Einleitend hat der Vorsitzende der Achten Altersberichtskommission, Prof. Dr. Andreas Kruse von der Universität Heidelberg, auf den Altersbericht Bezug genommen und in die Ergebnisse eingeführt. Er wies darauf hin, dass der Bericht bereits Aspekte, die in der aktuellen Diskussion häufiger eine Rolle spielen, aufgegriffen hatte. So habe man sich mit der Frage nach der Bedeutung der Digitalisierung in Bezug zur sozialen Teilhabe (1.), zur Kommunikation (2.), bei Dienstleistungen (3.), Assistenz bei Mobilität und im Wohnraum (4.), Verbesserung der medizinischen Versorgung (5.) und im Pflegeberich (6.) beschäftigt.
Ein konkretes Beispiel, wie digitale Unterstützung im Alltag Älterer aussehen könnte, hatte der Psychologe und Alternsforscher Prof. Dr. Hans-Werner Wahl in einem Wortbeitrag verdeutlicht: „Da kommt die Altenpflegerin mit dem Tablet zu einer Bettledrigen Person und sagt: ‚Liebe Frau Schmidt, schauen Sie, hier sind Ihre Tochter und Ihr Enkel und wollen mit Ihnen reden (…). Sie haben auch ein paar tolle Fotos vorbereitet, die sie Ihnen zeigen wollen. Und wenn wir schon dabei sind – wenn Sie fertig sind komme ich nochmal und zeige Ihnen, dass Sie vielleicht auch noch Lust haben Doppelkopf zu spielen mit den Anderen (…).“
Konkrete Unterstützung bietet auch der Verein „Wege aus der Einsamkeit“ an. Dagmar Hirse skizzierte in ihrem Redebeitrag die Arbeit des Vereins in Bezug zur digitalen Unterstützung. Insgesamt habe Wege aus der Einsamkeit bereits 7.000 Menschen im Umgang mit entsprechenden Geräten unterstützt. Auch digital finde immer mehr Hilfe statt: Treffen über die Kommunikationsplattform Zoom gehörten ebenso dazu wie kleine Erklärvideos zur Smartphone-Nutzung.

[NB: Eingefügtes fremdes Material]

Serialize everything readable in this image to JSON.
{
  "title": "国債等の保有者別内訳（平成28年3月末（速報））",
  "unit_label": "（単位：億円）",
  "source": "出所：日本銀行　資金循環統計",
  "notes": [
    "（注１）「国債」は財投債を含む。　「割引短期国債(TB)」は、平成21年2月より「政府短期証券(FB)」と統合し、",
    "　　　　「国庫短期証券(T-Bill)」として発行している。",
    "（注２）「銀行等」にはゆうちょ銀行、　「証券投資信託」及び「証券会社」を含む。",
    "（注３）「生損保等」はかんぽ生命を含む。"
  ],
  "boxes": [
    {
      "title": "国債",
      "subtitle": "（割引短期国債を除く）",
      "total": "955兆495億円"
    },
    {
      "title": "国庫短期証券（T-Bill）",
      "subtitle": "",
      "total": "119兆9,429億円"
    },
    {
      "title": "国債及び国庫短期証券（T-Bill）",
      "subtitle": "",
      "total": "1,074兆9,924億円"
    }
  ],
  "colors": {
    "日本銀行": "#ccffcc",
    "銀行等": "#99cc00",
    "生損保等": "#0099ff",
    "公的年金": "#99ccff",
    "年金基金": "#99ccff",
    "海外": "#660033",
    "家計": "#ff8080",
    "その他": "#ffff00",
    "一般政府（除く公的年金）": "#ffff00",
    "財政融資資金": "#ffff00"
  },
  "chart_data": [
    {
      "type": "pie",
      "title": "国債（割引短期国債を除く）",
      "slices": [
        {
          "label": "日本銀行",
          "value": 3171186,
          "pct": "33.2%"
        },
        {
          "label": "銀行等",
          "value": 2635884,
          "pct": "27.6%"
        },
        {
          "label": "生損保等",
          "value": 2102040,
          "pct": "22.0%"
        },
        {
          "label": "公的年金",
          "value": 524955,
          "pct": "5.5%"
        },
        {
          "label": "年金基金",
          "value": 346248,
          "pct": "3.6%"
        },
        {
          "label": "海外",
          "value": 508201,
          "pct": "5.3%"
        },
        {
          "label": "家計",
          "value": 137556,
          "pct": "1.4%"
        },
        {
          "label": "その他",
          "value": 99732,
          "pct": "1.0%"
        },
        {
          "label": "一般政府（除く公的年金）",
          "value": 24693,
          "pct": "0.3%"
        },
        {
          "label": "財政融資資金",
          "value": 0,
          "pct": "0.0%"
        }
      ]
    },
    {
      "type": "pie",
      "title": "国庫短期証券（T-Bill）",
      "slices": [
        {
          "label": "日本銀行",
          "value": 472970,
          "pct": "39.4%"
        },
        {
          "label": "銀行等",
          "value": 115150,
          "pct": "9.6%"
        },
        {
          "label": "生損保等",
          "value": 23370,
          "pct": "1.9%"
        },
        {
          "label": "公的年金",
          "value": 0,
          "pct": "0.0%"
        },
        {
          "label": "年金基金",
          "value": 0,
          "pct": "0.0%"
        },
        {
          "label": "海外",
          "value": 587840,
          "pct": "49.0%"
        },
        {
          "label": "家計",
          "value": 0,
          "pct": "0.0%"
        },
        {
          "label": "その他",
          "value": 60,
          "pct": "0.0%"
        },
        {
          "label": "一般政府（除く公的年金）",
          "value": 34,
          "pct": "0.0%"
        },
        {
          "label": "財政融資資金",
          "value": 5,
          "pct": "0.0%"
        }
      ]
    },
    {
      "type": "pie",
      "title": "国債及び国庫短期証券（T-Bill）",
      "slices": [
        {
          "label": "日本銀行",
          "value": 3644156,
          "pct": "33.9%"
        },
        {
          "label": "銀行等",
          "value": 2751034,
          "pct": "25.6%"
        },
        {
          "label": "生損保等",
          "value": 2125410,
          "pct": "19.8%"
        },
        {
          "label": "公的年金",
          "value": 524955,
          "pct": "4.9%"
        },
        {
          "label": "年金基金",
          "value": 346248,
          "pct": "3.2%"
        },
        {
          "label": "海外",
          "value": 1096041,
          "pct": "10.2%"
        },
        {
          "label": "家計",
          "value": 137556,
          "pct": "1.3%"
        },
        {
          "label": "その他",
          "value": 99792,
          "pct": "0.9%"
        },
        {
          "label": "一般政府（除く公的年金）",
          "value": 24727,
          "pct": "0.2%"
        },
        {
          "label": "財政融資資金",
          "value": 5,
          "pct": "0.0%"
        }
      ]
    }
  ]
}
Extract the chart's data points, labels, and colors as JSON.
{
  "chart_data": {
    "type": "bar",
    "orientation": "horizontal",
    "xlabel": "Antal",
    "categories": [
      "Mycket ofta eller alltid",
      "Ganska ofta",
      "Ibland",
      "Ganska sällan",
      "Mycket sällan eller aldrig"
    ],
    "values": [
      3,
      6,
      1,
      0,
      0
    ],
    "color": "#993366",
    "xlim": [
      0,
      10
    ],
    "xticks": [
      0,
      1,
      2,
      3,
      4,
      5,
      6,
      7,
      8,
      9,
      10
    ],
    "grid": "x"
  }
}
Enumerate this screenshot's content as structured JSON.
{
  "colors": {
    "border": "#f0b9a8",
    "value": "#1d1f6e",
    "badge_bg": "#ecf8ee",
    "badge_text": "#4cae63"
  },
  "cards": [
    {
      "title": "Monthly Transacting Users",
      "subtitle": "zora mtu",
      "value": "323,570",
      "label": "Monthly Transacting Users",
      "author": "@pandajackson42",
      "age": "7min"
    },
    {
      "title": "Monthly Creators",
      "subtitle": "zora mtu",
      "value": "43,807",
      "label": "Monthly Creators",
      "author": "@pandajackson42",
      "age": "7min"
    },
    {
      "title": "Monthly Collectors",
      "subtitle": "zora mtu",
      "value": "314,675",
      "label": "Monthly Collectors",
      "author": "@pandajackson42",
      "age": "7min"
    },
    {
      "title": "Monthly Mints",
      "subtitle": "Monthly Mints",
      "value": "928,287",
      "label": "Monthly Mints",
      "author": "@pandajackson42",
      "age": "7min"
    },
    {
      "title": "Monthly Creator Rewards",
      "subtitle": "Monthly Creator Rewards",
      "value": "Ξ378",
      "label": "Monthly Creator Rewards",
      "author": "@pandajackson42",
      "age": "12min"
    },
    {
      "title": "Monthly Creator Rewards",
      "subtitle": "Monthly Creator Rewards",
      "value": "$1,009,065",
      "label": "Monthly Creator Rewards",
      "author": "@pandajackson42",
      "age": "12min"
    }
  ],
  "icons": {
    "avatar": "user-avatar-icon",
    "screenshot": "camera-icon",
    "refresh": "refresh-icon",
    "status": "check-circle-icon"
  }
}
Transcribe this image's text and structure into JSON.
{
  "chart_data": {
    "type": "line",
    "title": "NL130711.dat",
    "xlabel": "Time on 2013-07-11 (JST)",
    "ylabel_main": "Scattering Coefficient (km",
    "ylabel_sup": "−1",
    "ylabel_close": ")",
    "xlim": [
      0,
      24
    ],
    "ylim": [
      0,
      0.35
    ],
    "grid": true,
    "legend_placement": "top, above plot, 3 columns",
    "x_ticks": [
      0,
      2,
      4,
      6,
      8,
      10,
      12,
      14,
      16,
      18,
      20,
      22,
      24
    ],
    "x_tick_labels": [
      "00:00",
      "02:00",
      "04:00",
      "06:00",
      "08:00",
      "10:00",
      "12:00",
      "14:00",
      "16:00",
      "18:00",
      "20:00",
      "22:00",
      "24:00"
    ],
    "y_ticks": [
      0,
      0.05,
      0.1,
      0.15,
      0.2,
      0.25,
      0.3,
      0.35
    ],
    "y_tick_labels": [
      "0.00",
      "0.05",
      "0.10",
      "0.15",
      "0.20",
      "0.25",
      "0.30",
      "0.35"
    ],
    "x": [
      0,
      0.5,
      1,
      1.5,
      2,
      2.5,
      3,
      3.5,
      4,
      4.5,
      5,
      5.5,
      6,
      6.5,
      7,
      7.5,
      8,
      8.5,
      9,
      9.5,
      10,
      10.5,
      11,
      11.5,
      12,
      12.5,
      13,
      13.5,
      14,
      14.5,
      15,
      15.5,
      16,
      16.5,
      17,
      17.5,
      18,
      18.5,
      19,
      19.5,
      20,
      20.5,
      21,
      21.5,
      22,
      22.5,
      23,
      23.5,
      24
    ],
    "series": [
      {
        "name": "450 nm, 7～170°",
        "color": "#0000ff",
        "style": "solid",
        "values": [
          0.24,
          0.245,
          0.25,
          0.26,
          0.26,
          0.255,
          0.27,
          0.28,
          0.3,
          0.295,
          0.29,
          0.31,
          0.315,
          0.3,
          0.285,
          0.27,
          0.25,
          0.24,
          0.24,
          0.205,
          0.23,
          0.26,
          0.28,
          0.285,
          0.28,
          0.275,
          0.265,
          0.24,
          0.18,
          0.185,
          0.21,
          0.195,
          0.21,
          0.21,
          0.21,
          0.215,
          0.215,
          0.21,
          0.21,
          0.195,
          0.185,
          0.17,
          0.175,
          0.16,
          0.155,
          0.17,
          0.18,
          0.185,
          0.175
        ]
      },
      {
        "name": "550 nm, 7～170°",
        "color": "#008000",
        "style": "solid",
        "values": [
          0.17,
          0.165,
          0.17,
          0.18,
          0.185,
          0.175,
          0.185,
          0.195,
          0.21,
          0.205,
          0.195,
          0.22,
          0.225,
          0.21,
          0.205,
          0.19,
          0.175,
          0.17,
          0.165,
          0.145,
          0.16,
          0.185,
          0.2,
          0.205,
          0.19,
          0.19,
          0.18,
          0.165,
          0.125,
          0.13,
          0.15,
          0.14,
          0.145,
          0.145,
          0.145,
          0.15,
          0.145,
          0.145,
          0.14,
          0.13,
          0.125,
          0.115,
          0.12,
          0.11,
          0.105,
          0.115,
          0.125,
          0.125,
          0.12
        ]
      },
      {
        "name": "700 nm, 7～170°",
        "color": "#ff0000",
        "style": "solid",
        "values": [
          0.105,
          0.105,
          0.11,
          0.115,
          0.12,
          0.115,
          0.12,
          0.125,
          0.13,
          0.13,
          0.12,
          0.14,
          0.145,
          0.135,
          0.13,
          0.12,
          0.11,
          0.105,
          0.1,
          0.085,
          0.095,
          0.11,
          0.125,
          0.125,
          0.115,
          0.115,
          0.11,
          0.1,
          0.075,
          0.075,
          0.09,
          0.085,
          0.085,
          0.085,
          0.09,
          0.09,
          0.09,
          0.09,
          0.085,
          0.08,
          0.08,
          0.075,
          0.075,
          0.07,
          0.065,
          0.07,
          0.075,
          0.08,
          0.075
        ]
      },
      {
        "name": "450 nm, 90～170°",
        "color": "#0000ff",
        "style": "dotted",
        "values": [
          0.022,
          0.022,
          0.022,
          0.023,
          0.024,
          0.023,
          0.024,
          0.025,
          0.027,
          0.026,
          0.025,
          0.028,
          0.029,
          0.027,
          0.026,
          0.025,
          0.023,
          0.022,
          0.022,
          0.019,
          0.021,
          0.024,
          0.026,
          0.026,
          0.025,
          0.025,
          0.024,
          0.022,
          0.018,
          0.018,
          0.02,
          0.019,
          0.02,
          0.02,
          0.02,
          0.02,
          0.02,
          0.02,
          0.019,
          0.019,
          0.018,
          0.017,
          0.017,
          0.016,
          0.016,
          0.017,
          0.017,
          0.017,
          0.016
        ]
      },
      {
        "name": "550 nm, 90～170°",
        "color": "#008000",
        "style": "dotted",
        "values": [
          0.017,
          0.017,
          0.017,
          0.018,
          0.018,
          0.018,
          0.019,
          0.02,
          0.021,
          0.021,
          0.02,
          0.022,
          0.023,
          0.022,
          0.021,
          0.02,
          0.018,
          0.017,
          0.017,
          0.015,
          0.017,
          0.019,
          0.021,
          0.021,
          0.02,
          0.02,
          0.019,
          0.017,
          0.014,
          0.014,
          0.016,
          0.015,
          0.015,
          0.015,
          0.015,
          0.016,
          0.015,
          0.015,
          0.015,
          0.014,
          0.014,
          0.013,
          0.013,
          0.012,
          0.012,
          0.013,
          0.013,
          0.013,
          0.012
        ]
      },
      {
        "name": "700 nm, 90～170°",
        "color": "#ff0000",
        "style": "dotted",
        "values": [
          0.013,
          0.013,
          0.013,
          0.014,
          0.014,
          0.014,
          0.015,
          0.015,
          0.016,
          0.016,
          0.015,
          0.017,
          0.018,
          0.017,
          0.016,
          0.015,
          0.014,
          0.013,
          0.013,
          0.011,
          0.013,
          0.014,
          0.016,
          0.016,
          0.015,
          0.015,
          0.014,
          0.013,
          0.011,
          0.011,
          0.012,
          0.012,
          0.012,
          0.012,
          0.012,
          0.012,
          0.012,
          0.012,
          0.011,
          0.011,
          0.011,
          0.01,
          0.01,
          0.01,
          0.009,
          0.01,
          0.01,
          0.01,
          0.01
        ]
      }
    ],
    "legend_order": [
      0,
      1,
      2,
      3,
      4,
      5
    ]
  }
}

Das Problem liege insgesamt nicht bei den älteren Menschen, die die Technologien nicht nutzten, sondern vielmehr an zu wenig Angeboten. Ein häufiger Fehler dürfe nach Auffassung der Vereinsvorsitzenden nicht gemacht werden: „Man traut älteren Menschen viel zu wenig zu, man reduziert sie immer auf das, was sie nicht können.“ Weitere Vorschläge von Dagmar Hirse zur besseren Unterstützung Älterer sind beispielsweise entsprechende Sendungen in den dritten Programmen oder Hilfestellungen in Ortsämtern.
„Was uns fehlt ist (…) eine bundesweite Strategie und Strukturen“, stellt Janina Stiel von der BAGSO in einem Redebeitrag fest. Zu oft verlasse man sich auf freiwillig Engagierte und das Ehrenamt. „Es gibt natürlich auch Hauptamtliche in den Volkshochschulen, in Mehrgenerationenhäusern, aber das ist zu wenig für die Älteren, die auf der Suche sind“, so Stiel weiter. Sie wiederholte in der Debatte auch die BAGSO-Forderung nach einem „Digitalpakt Alter“.
Es sei richtig, die Kommunen bei digitalen Unterstützungsangeboten zu stärken, „aber (…) wir brauchen noch einen anderen Akteur, den wir ansprechen, und das ist die Bauwirtschaft“, merkt Dr. Sibylle Meyer vom SIBIS-Institut in Berlin an. Die Immobilien müssten so ausgestattet sein, dass die Möglichkeiten überhaupt erst zu nutzen seien.
An der Online-Veranstaltung haben laut Moderatorin über 500 Menschen live teilgenommen. Die Veranstaltung wurde aufgezeichnet und kann noch bis einschließlich 26. Dezember 2020 angesehen werden. Dort ist auch der Chatverlauf des Live-Chats zur Veranstaltung nachzulesen.